Another option is for your parents, guardian or other adult to make you an authorized user on their existing credit card account. This will give you the added benefit of having their established account show on your credit report. Because it’s older than if you opened a new account, it will give your credit score a bit of a boost.
Get a Secured Credit Card
Another way around the income requirement is to apply for a secured credit card, which offers you a credit limit based on upfront cash collateral that you provide and that is held by the issuer. Because of the collateral, these cards don’t require a credit check and can be a great way to establish credit if the issuer reports your payments to all three major credit reporting agencies — Equifax, TransUnion and Experian.
Get a Student Credit Card
There are many credit cards that are geared toward helping students establish credit. You can find some of those in our roundup of the best student credit cards in America.

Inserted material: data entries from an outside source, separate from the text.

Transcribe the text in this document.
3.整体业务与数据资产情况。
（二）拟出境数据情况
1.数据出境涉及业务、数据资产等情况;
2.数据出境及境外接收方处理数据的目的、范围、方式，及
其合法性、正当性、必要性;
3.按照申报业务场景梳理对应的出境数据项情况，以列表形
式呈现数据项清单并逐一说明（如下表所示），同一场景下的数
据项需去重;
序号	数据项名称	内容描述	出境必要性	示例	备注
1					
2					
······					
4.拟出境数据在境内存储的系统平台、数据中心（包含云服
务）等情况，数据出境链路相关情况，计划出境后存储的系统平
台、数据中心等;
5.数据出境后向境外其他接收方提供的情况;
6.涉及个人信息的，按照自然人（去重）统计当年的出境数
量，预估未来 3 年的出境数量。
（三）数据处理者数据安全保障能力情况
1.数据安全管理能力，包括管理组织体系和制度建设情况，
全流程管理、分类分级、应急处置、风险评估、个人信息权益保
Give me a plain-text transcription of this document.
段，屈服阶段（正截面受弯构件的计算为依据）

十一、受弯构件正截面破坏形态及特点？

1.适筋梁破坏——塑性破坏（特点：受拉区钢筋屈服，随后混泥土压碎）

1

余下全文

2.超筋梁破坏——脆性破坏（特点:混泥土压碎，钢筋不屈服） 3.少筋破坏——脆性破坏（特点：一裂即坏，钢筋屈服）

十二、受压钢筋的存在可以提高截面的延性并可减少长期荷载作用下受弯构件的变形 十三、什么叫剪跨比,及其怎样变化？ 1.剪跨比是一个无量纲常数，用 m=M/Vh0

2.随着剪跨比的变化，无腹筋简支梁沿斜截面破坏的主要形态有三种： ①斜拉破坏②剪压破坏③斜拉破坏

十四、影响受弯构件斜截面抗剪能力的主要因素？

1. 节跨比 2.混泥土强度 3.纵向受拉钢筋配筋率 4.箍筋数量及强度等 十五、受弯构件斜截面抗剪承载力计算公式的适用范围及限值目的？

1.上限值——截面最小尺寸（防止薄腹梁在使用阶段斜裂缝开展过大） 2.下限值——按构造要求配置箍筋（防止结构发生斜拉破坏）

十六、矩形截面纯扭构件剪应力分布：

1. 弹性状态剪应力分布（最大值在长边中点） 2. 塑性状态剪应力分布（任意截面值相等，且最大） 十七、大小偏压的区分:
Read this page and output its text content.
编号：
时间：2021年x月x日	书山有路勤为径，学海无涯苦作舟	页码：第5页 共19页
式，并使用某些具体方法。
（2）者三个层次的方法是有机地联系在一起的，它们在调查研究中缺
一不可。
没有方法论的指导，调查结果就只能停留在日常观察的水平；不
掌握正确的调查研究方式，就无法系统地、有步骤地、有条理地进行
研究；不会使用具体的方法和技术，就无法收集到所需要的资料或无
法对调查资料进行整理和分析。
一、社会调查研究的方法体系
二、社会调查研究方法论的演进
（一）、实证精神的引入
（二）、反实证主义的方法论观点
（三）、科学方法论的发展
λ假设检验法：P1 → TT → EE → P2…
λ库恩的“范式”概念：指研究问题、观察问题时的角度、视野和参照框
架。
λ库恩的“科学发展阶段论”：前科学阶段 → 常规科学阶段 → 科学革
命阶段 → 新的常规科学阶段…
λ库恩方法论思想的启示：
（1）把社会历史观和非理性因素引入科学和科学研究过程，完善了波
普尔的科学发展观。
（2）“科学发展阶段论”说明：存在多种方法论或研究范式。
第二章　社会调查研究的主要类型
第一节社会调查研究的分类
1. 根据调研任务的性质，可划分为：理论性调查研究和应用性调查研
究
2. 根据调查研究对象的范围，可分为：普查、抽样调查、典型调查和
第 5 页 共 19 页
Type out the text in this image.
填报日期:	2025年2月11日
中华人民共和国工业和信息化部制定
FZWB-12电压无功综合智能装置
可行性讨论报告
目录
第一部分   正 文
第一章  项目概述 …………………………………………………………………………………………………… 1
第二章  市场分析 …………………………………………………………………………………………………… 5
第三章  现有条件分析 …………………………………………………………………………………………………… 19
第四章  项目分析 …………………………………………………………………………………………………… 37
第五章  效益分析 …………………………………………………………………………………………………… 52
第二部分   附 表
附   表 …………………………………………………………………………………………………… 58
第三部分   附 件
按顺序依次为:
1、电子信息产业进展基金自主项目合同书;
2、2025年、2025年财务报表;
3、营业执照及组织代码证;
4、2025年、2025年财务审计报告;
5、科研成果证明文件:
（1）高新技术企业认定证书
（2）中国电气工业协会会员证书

The credit limits on these cards tend to be lower than some other credit cards, helping ensure students who are managing their finances for the first time don’t get themselves into too much debt.
“One of the most frequent problems we see are consumers who don’t start working on their credit until the moment they need it,” Nitzsche said. “Good habits are also easier to form at a younger age, so if you can learn good credit usage young it’s a skill that will help you throughout your life.”
Before you sign up for any credit card, it is a good idea to look at the terms and conditions so you understand what you’re agreeing to. Once you find the right card for you, it’s a good idea to track your credit score as you go so you can see how your spending and payment habits affect it. You can pull your free annual credit reports at AnnualCreditReport.com or view two of your credit scores for free each month on Credit.com.